As Bean notes below, the Supreme Court has upheld the Federal “Partial Birth” abortion ban, which as I have argued in detail was 1)inevitable with Alito’s appointment to the Court and 2)very bad. It was, I suppose, inevitable that it would come down while I’m on the road, and I therefore haven’t finished reading the decision yet. In the meantime, I note that almost everything that needs to be said about the constitutionality of these laws was said by Justice Stevens in his concurrence in Stenberg v. Carhart, which the Court (despite its disingenuous claims to be following precedent) effectively overrules today:
Although much ink is spilled today describing the gruesome nature of late-term abortion procedures, that rhetoric does not provide me a reason to believe that the procedure Nebraska here claims it seeks to ban is more brutal, more gruesome, or less respectful of “potential life” than the equally gruesome procedure Nebraska claims it still allows. Justice Ginsburg and Judge Posner have, I believe, correctly diagnosed the underlying reason for the enactment of this legislation–a reason that also explains much of the Court’s rhetoric directed at an objective that extends well beyond the narrow issue that this case presents. The rhetoric is almost, but not quite, loud enough to obscure the quiet fact that during the past 27 years, the central holding of Roe v. Wade, has been endorsed by all but 4 of the 17 Justices who have addressed the issue.
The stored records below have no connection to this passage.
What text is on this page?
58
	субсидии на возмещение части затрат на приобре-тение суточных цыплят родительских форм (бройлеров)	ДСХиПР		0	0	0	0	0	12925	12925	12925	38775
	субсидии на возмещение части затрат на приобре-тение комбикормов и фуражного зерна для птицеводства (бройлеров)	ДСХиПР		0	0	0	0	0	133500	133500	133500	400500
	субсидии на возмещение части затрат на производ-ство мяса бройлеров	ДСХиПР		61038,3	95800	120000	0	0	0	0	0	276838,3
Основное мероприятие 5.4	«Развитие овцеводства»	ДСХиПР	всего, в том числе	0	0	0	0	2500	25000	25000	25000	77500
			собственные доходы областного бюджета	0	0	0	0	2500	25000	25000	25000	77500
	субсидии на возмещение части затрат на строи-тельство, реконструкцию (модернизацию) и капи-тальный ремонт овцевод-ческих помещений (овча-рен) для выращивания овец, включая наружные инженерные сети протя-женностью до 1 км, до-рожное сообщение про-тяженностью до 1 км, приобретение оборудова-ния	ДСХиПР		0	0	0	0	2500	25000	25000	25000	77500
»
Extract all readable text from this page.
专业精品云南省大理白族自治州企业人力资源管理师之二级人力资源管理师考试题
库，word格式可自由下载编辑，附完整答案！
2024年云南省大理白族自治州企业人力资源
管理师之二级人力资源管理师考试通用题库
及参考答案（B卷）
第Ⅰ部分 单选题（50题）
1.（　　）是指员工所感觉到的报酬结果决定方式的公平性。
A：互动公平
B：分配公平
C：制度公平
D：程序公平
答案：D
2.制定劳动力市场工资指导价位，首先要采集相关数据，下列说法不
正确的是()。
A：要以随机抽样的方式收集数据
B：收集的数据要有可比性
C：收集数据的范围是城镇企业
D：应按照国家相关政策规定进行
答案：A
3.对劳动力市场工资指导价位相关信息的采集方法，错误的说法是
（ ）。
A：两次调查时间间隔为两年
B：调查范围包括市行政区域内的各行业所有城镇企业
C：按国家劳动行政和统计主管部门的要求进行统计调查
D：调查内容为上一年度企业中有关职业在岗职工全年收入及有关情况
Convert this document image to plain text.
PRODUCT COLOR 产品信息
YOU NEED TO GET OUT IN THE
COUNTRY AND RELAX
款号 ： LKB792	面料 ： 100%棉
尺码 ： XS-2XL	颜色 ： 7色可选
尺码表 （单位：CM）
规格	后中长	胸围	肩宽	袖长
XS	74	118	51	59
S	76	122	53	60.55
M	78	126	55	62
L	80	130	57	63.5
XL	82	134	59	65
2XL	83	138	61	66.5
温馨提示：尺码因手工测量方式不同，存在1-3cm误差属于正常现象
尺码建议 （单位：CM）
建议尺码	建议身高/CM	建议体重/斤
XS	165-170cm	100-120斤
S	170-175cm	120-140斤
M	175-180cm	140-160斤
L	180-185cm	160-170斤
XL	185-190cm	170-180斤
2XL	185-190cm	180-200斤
That holding–that the word “liberty” in the Fourteenth Amendment includes a woman’s right to make this difficult and extremely personal decision–makes it impossible for me to understand how a State has any legitimate interest in requiring a doctor to follow any procedure other than the one that he or she reasonably believes will best protect the woman in her exercise of this constitutional liberty. But one need not even approach this view today to conclude that Nebraska’s law must fall. For the notion that either of these two equally gruesome procedures performed at this late stage of gestation is more akin to infanticide than the other, or that the State furthers any legitimate interest by banning one but not the other, is simply irrational. See U. S. Const., Amdt. 14.
Upholding ludicrously arbitrary legislation that puts women’s health at risk without furthering any legitimate state interest, while signalling that the “undue burden” standard will be interpreted to uphold virtually any abortion regulation short of a ban sets an extremely dangerous precedent. I’ll have more later.